Ali further said, “The families of disabled persons should accept them with their weaknesses and strengths. A proper environment should be created at home so that they can feel encouraged to pursue their dreams.” He added, “Unfortunately, the government is also not doing enough for the disabled people. It should make provisions for such persons.”
He called upon the media to adopt a rights-based approach rather than a charity approach while reporting about persons with disabilities.

Speaking at the programme, senior journalist Prabal Das said, “In India, even though social and humanitarian issues get written about in newspapers and magazines, the disability issue has not been highlighted much. Media should portray disability in such a way so as to help increase awareness throughout society about the realities faced by disabled persons, reduce stereotypes, prejudices and harmful practices. Shishu Sarothi, which is building hope among the disabled people, should guide the media on how to portray the disability issue.”
Das lamented the fact that the Indian media usually highlights the disability issue during the Para Olympics.

Disability Law Unit-Northeast assistant project coordinator Amvalika Senapati said that as per the 2001 census, there were 5,30,300 disabled persons in Assam. As per the WHO report, 2011, there are 31,16,927 persons with disabilities in Assam.

She said, “Disability, whether mental or physical, does not disable a person. Discrimination, social stigma and poverty does.
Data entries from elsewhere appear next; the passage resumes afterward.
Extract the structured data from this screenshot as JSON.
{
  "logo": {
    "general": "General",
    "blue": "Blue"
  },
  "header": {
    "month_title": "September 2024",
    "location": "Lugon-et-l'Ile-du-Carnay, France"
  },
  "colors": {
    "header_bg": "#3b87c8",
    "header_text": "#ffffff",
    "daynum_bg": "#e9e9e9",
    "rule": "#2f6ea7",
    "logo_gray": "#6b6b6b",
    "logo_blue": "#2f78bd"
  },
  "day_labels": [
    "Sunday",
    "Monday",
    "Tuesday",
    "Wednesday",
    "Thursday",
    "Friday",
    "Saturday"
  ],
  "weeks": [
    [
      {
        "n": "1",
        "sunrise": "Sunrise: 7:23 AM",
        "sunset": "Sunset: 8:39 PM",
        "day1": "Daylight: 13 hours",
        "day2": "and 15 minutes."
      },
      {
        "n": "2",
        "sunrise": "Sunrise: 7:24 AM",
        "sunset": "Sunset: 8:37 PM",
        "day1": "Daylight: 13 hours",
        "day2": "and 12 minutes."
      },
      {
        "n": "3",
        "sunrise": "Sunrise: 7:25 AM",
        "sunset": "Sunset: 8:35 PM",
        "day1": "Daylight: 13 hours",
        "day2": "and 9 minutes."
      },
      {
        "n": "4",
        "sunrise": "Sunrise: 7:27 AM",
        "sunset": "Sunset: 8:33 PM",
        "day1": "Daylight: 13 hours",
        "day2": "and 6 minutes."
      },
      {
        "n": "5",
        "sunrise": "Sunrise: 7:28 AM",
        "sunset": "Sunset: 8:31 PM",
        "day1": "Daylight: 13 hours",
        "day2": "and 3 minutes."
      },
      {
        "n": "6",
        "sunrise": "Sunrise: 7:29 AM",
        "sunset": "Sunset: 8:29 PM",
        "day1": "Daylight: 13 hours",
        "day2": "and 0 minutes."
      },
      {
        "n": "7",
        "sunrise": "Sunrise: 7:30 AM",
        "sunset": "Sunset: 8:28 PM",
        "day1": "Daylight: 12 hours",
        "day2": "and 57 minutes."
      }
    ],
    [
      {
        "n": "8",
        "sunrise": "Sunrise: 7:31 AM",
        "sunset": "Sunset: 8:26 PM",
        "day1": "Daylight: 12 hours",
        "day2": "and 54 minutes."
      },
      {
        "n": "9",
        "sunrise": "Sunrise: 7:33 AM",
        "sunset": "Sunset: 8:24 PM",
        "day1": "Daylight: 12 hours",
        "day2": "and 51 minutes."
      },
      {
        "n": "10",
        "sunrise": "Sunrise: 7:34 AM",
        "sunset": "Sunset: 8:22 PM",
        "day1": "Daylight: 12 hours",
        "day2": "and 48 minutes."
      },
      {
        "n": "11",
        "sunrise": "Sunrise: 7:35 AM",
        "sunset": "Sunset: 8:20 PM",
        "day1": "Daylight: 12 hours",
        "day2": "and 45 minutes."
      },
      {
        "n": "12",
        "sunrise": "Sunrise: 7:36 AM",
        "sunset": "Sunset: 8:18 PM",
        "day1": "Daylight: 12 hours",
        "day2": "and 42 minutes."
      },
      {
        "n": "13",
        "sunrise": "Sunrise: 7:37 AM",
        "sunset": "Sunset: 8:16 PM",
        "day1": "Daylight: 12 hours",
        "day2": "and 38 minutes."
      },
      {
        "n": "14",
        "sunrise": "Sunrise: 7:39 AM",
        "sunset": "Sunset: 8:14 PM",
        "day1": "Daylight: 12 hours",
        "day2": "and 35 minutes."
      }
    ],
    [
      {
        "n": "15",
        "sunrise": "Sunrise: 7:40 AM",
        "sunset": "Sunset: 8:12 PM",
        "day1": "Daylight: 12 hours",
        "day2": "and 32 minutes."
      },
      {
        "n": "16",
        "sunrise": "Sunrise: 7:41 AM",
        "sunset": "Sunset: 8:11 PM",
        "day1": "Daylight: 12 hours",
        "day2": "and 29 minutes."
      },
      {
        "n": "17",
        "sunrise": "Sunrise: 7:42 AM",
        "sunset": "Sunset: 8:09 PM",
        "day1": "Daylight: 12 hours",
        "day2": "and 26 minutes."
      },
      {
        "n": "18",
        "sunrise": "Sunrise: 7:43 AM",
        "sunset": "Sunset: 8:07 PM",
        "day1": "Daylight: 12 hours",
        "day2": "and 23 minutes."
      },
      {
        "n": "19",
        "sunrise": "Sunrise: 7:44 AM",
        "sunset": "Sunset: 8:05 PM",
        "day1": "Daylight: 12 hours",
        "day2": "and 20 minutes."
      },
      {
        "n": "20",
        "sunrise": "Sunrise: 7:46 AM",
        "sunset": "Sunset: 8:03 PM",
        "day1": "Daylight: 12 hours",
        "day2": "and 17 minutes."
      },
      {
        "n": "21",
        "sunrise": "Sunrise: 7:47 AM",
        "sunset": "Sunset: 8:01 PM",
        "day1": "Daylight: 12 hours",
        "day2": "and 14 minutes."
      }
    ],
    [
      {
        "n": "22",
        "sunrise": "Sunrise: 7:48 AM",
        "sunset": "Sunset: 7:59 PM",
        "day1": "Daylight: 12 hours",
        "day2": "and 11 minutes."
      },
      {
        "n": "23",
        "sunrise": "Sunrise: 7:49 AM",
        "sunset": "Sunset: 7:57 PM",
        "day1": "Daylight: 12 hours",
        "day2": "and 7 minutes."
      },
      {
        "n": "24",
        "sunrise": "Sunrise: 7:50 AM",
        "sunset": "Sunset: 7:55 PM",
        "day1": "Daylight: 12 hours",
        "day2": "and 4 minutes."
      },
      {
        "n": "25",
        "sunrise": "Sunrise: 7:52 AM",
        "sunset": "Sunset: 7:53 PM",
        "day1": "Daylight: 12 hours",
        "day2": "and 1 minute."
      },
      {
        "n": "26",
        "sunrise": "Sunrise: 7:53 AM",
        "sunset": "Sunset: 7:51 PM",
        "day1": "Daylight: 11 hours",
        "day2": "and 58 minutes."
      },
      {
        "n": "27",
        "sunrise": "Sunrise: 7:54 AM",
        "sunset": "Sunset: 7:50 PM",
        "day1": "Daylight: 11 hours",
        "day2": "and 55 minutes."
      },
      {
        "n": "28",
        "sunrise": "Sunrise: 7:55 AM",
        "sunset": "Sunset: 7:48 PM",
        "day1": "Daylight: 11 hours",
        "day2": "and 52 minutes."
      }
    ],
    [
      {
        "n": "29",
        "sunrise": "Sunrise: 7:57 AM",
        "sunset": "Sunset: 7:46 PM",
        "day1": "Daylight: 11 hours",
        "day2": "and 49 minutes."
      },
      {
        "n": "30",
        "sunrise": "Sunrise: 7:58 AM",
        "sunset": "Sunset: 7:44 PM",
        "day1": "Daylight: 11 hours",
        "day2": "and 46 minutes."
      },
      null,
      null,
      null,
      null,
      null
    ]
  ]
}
The media exerts a powerful influence on the way people with disabilities are perceived. It is important that persons with disabilities that they are portray realistically and that their disabilities are explained accurately.”

Examples of denial of right to education in respect of children with disability in the various districts of Assam, inaccessible public places and empathy of various authorities in implementing the laws and schemes in respect of persons with disabilities was highlighted by her. She highlighted how there were no provisions for disabled persons in railways stations and the ISBT.

During the programme, many points were highlighted. The media, it was said, should raise awareness about the challenges faced by persons with disabilities, bring discussion of disability into the public arena to challenge the idea of it as a taboo subject, promote policies, products and services that support full participation and development of disabled persons, avoid labels like ‘disability’ or ‘mental’ which have negative stereotypes or myths associated with them, allow persons with disabilities to speak for themselves, encourage and to expose common myths about disability.